Chapitre 31 : La vallée des morts (1/2)

La sentence fut relayée par une explosion de cris inhumains. Les rebelles se déchirèrent les cordes vocales face à la folie de ce qu'ils s'apprêtaient à faire. La communion des hurlements insuffla une bride de courage aux premières lignes. Elles se mirent en branle, entraînant à leur suite la masse rebelle.

— C'est de la folie ! s'époumona Miranda, sa voix à peine audible dans l'effroyable tumulte de beuglements et de bottes fouettant le sable. De la pure folie !

— POUR LA MEUTE ! rugit Kyle, emporté par la vague de démence.

Ses muscles, tendus comme des ressorts, le propulsèrent en avant alors que sa raison lui ordonnait de fuir. Dès l'instant où les premiers rebelles achevèrent de dévaler la pente de poussière d'or, les balles fusèrent. Les lignes de métal disloquèrent des dizaines d'hommes et de femmes en une poignée de secondes. Les déflagrations des machines se disputèrent aux vociférations désespérées.

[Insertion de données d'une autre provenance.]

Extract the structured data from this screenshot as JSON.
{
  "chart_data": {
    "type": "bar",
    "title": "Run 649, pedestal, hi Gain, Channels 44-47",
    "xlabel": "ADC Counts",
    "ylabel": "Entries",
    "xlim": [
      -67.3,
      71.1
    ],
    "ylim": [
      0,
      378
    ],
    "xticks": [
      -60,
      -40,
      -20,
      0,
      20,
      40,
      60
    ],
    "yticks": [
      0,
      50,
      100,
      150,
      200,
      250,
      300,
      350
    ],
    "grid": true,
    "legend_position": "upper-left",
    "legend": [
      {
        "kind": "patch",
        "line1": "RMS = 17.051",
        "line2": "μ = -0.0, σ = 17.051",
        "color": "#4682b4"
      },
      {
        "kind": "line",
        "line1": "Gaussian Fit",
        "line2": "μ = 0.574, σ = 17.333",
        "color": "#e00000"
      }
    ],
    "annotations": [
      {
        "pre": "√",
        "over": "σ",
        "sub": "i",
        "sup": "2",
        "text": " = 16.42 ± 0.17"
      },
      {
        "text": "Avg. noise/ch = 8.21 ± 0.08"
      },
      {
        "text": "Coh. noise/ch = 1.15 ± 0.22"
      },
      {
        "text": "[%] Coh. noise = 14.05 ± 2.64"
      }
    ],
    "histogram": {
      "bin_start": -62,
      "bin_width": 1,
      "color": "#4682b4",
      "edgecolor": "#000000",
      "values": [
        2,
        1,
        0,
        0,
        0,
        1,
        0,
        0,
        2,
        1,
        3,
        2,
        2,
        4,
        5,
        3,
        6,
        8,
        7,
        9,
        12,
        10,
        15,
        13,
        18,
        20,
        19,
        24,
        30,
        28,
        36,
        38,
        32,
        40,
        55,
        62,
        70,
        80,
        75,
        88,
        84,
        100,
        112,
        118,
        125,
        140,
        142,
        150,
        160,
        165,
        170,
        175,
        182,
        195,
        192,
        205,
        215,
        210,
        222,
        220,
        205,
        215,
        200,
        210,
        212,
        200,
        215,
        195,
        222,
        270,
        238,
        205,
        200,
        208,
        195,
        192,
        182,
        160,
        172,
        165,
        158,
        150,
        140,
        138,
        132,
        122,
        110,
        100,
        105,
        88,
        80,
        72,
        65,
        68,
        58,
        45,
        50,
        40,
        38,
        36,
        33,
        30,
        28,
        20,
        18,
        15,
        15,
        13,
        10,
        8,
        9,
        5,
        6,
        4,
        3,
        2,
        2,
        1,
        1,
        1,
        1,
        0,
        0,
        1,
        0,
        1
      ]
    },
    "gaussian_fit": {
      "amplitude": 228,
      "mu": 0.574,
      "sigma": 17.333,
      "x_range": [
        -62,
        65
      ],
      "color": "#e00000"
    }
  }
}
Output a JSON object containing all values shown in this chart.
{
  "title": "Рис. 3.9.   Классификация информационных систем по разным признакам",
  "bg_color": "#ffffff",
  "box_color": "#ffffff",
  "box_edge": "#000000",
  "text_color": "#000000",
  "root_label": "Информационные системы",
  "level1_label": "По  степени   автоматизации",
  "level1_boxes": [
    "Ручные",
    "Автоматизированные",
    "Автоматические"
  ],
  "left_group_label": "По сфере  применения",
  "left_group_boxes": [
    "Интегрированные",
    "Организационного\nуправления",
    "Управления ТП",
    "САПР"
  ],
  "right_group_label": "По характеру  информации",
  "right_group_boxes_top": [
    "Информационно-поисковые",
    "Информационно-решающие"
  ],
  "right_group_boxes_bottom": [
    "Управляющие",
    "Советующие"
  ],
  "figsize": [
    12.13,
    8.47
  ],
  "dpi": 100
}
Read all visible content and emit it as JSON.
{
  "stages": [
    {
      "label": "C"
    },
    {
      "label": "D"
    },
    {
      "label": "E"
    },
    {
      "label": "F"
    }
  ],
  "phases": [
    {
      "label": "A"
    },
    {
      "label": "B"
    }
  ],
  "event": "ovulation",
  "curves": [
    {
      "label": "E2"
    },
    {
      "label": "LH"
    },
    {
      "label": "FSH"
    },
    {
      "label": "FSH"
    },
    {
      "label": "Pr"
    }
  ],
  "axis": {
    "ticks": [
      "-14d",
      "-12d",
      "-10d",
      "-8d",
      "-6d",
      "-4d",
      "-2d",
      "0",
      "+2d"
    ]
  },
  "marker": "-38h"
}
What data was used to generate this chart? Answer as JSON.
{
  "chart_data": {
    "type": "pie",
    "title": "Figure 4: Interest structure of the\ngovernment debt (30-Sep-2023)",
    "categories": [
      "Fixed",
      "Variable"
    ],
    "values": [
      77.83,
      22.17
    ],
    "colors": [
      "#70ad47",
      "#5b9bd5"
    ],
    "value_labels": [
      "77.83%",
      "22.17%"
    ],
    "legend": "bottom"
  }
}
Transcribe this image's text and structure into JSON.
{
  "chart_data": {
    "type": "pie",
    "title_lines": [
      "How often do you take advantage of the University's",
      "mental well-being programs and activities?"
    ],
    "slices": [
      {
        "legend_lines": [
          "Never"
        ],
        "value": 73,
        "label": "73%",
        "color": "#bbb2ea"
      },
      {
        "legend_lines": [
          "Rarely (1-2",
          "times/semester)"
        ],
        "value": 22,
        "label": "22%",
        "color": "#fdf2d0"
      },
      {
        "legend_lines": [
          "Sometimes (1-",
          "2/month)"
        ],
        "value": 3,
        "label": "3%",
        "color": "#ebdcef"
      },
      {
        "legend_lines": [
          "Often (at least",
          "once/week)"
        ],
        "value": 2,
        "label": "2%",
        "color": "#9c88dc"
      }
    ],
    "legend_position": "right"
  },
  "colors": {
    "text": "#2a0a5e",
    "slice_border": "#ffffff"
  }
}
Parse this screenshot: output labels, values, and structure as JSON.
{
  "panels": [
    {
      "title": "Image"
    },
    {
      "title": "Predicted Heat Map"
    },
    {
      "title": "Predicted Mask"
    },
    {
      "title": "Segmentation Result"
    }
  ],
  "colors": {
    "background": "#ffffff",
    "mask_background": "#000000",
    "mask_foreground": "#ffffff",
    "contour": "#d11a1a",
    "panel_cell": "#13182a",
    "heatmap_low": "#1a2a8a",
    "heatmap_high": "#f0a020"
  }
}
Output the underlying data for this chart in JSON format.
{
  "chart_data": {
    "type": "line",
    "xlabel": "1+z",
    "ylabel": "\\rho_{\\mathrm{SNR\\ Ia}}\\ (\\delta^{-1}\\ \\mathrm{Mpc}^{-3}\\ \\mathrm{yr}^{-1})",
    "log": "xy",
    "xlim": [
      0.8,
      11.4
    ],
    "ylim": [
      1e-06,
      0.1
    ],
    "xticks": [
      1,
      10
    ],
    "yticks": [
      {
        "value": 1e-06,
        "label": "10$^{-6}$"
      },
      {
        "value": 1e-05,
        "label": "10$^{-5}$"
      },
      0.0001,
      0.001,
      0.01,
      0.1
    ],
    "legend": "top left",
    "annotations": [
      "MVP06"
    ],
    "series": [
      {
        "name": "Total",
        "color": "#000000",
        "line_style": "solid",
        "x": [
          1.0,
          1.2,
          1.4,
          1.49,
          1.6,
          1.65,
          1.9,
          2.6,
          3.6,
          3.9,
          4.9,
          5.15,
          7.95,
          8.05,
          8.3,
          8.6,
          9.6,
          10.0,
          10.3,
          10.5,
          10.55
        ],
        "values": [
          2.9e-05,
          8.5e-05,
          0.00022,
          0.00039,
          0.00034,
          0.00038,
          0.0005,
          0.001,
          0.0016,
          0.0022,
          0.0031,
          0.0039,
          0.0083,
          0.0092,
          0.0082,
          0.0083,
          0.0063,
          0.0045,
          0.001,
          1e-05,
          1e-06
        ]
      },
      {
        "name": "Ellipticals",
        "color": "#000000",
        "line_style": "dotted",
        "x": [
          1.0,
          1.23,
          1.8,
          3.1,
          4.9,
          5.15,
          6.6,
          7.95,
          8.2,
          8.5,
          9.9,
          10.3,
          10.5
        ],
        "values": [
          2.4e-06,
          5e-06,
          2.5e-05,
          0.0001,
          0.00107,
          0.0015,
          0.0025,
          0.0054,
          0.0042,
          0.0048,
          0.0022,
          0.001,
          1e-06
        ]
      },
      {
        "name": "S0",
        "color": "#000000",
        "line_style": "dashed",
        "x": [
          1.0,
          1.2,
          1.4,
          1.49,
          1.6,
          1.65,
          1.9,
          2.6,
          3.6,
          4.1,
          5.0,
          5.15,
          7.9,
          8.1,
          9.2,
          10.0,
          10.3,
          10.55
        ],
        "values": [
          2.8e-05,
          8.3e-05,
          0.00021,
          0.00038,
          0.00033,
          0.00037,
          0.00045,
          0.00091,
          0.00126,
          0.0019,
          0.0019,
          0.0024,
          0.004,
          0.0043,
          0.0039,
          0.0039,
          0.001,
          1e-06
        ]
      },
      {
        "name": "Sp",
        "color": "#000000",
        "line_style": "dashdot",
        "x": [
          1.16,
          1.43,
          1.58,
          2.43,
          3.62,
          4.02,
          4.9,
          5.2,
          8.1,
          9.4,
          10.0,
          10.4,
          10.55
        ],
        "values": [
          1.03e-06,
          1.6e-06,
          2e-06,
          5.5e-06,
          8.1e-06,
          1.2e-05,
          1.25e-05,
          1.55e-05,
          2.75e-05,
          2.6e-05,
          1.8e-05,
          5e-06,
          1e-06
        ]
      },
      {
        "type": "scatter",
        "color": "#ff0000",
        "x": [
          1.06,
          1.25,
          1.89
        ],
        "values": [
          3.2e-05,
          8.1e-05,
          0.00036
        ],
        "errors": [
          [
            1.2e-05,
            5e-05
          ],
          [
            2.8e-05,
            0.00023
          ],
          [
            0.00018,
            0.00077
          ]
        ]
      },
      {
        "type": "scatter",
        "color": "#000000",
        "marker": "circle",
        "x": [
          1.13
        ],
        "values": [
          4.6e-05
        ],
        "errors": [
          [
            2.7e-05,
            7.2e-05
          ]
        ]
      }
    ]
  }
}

Un homme devant Kyle fut tranchée en deux. Les traits ardents bourdonnaient tout autour de lui. Il était entré dans le champs de tir des tourelles. Il s'efforça d'ignorer les cris d'agonie, les appels à l'aide, la mort qui pouvait frapper à n'importe quel moment. Il ne se concentrait que sur une seule chose : la sécurité offerte par la base du mur.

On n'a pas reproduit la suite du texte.